To: John Hunt who wrote (33750)5/12/1999 6:11:00 PM
From: Enigma  Read Replies (1) | Respond to of 116767
 
<< They don't profit at all from more falling gold prices >>

They don't, they get the same price whether gold rises or falls. Let' sat the spot price is $265. They sell 1 ounce of gold on the spot market for $265. At the same time they buy back the forward contract for $265 making a profit of $135. Therefore proceeds from the sale of 1 ounce are $135 + $265 = $400. If the spot price goes to $500 they buy back the contract for a loss of $100, but they sell the gold on the spot market for $500. So they still get $400. i.e. $500 - less $100 loss.

This simplifies things assuming that the contracts are bought back on expiry.

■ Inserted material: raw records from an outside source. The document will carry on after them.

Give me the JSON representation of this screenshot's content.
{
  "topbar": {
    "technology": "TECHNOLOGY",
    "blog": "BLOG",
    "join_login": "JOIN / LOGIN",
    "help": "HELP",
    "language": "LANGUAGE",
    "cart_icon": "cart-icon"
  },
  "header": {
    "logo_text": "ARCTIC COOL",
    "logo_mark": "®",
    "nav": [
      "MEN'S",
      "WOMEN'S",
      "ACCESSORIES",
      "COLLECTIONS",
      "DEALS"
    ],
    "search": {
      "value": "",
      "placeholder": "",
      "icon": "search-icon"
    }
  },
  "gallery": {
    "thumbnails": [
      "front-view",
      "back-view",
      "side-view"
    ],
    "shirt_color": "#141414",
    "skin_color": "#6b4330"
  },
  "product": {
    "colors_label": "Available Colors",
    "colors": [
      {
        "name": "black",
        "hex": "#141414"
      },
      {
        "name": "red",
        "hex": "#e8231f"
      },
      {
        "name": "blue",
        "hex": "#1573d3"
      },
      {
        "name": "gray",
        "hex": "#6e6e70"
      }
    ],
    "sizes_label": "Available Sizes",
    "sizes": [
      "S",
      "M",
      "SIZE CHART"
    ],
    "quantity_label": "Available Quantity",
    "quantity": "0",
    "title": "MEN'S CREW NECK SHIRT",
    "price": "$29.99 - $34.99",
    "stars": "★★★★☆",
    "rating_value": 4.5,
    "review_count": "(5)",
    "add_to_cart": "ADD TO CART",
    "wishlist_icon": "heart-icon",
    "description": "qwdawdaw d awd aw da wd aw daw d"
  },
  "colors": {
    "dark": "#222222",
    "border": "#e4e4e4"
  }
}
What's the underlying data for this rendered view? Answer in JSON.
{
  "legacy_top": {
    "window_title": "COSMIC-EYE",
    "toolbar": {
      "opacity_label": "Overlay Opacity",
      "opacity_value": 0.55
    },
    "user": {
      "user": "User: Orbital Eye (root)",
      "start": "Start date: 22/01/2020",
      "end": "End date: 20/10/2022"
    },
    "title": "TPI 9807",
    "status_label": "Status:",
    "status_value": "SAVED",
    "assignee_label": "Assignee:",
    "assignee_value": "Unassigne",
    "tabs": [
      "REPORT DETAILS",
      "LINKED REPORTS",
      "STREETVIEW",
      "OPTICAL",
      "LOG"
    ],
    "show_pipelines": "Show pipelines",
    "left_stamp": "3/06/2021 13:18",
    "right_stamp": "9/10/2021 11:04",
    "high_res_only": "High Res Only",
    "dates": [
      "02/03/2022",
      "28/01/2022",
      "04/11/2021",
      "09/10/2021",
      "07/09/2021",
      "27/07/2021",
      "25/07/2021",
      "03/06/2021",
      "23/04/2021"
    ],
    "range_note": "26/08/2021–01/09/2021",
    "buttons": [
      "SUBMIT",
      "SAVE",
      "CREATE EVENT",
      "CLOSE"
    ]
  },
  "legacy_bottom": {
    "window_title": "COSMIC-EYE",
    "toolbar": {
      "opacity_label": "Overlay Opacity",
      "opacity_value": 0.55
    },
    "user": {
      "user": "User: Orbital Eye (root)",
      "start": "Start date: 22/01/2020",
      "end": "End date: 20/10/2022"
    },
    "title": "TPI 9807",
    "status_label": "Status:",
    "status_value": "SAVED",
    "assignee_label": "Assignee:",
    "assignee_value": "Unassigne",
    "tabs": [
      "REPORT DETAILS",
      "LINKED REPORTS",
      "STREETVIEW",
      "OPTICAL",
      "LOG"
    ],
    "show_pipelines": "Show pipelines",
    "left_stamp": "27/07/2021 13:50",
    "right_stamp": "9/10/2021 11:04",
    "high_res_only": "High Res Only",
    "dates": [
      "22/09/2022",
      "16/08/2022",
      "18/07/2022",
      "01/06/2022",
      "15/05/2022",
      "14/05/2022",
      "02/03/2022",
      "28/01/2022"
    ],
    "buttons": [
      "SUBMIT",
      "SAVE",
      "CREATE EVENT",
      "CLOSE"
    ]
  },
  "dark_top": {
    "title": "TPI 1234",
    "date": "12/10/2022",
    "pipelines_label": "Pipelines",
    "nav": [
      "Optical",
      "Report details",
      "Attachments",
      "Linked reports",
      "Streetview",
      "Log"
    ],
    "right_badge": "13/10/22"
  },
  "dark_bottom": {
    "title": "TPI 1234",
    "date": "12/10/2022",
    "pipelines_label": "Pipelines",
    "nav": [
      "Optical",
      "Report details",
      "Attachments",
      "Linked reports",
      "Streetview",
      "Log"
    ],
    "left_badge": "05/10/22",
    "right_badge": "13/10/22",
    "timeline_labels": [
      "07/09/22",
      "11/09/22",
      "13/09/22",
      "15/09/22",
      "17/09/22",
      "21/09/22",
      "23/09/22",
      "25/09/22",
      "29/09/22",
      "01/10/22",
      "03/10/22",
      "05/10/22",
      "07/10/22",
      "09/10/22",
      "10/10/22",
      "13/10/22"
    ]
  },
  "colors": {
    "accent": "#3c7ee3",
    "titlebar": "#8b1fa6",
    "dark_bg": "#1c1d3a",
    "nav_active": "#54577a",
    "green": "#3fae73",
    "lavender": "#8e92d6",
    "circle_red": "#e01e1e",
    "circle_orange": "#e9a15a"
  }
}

Actually Barrick has an options programme in place which enables it to participate if gold goes above the hedged price. dd



To: John Hunt who wrote (33750)5/13/1999 7:36:00 AM
From: donald martin  Respond to of 116767
 
<<'premium' profits were four to five times higher>>

The point is, their total profit is unchanged by moving gold prices. If they're short a contract to deliver with a price of $400, and gold goes to $450, they get $400. If gold goes to $250, they get $400. In the first case you could say their premium profit(loss) is ($50), but they still get $400. It looks fantastic when gold drops that they get some much from 'premium', but that's the point of hedging.